In the first example the two tasks are executed in parallel. In the second they are executed sequentially.

Here is an extreme example where things not only are different but there is even a nasty side effect. So let's first define a clock and two tasks:

reg clk,a,b;

   initial
   begin
      clk = 1'b0;
      a = 1'b0;
      b = 1'b0;
      forever
         #50 clk = ~clk;
   end

task task1;
begin
   #10;
   a <= 1'b1;      
   #30;
   a <= 1'b0;
end
endtask


task task2;
begin
   #10;
   b <= 1'b1;      
   #70;
   b <= 1'b0;
end
endtask

Now if we call the tasks separately each finishes before the end of the clock cycle.

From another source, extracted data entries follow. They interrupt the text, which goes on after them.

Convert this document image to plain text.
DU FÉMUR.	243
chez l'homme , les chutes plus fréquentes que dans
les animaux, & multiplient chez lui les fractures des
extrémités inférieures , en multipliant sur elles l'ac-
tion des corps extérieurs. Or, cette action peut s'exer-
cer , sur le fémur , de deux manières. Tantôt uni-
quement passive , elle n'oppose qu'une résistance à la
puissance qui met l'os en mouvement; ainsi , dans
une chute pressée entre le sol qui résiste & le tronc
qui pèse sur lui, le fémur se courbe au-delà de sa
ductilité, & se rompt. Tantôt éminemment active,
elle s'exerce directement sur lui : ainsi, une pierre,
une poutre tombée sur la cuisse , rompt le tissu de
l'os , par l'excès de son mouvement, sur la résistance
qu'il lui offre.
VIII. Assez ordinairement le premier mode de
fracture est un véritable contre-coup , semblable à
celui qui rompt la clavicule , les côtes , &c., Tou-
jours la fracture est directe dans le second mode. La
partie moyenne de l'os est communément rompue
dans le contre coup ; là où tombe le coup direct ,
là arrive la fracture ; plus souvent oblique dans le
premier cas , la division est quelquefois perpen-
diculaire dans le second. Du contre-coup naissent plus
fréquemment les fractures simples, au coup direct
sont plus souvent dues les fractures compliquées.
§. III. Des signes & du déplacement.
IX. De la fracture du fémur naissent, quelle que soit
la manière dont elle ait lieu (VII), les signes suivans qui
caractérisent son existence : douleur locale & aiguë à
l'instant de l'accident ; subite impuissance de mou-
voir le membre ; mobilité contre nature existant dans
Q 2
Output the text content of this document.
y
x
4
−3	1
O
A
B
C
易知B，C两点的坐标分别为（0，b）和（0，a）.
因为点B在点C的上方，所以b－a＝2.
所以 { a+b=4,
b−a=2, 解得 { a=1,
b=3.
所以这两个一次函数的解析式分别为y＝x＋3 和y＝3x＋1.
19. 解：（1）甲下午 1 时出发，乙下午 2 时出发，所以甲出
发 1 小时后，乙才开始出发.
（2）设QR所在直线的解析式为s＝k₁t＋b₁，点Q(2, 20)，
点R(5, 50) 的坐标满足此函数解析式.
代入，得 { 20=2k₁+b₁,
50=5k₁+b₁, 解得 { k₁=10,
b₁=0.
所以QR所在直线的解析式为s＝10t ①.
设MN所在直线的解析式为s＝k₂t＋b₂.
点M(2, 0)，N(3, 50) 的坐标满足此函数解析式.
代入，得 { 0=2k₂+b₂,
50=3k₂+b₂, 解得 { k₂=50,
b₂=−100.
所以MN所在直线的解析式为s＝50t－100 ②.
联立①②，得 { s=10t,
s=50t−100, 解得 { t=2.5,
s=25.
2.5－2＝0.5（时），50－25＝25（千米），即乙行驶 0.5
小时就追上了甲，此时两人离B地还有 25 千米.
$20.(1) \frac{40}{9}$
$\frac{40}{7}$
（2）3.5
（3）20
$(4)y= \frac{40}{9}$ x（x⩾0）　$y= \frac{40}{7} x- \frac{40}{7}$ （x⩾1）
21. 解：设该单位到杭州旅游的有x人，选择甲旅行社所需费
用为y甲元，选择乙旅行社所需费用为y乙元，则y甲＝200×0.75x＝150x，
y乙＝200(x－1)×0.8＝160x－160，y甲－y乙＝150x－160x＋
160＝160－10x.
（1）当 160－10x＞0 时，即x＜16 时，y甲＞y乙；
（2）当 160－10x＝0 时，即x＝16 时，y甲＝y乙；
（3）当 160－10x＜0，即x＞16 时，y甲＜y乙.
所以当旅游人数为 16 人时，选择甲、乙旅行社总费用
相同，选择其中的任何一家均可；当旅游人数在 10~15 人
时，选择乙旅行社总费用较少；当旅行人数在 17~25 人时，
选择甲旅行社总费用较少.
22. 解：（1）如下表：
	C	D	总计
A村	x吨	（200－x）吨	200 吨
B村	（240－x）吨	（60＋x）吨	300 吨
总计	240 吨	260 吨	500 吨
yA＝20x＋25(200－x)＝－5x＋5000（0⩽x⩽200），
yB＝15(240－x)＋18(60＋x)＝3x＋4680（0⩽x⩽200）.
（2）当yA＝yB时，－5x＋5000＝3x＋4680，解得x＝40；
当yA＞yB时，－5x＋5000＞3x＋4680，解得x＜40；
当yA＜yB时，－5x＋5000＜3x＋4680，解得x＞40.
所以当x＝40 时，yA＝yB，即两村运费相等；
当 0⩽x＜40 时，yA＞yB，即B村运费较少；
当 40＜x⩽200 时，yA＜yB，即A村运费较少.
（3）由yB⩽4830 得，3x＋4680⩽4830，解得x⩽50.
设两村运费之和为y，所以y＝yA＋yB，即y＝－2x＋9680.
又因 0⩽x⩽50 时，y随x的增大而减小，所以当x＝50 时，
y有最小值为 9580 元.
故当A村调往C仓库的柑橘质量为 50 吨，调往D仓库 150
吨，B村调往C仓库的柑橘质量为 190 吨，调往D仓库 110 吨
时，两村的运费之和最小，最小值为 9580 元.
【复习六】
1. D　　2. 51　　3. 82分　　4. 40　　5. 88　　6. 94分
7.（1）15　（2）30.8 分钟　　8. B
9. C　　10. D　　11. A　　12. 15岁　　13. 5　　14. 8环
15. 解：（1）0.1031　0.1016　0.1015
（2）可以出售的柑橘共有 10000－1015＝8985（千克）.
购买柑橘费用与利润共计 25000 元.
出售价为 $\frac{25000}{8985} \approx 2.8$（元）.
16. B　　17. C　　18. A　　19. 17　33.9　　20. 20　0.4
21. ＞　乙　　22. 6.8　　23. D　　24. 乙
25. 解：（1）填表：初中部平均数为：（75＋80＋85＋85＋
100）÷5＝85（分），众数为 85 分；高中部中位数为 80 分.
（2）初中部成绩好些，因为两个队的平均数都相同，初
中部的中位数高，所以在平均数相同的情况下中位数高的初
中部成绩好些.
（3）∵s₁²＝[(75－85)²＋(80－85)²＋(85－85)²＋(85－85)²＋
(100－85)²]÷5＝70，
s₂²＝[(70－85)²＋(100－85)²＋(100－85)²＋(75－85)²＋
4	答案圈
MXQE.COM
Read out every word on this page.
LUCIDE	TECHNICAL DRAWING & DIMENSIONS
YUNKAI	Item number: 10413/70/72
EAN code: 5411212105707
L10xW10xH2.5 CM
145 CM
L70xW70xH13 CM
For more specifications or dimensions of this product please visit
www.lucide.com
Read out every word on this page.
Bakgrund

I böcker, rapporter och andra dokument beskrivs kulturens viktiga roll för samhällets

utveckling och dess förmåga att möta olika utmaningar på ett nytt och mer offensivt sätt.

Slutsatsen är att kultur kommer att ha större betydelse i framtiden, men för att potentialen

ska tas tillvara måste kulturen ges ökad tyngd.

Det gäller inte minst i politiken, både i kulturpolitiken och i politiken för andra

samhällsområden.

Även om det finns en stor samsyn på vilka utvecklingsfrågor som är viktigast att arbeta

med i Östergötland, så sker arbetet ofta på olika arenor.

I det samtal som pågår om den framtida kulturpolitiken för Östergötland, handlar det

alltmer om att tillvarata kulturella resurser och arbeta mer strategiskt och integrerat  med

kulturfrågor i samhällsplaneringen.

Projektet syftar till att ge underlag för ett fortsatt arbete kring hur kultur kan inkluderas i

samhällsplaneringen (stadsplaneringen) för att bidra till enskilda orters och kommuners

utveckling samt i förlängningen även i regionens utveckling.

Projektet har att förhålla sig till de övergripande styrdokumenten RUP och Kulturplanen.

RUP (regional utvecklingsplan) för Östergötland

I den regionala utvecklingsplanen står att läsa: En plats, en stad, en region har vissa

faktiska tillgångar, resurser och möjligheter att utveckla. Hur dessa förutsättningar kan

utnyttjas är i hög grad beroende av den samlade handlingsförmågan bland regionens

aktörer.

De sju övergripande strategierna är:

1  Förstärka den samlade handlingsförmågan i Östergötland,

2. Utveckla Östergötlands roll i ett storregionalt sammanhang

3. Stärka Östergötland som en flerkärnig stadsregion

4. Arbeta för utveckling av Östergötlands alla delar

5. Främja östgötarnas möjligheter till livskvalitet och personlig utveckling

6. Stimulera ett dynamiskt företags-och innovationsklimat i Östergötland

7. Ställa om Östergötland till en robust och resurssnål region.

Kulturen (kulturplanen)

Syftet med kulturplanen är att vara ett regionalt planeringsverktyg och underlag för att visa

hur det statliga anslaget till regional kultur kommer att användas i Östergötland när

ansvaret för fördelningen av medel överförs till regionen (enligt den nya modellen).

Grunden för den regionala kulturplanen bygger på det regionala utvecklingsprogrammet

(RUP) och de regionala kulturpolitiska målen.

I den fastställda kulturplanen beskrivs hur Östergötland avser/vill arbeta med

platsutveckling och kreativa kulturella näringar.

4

always @(posedge clk) begin
    task1;
end

always @(posedge clk) begin
   task2;
end

This gives the following waveform in which the pattern repeats every clock cycle and the two waveform are in parallel:

I we use the second code, the total time in the task is longer then the clock cycle.

always @(posedge clk) 
begin
   task1;
   task2;
end

This gives a different waveform in which the patterns are sequentially, but also repeats every second clock cycle.

Answer 2

It depends. If there are no dependancies between the two tasks, which normally there won't be for synthesizable RTL, then it does not matter.

But if there is a requirement that task1 executes before task2, then only the single always block can guarantee that.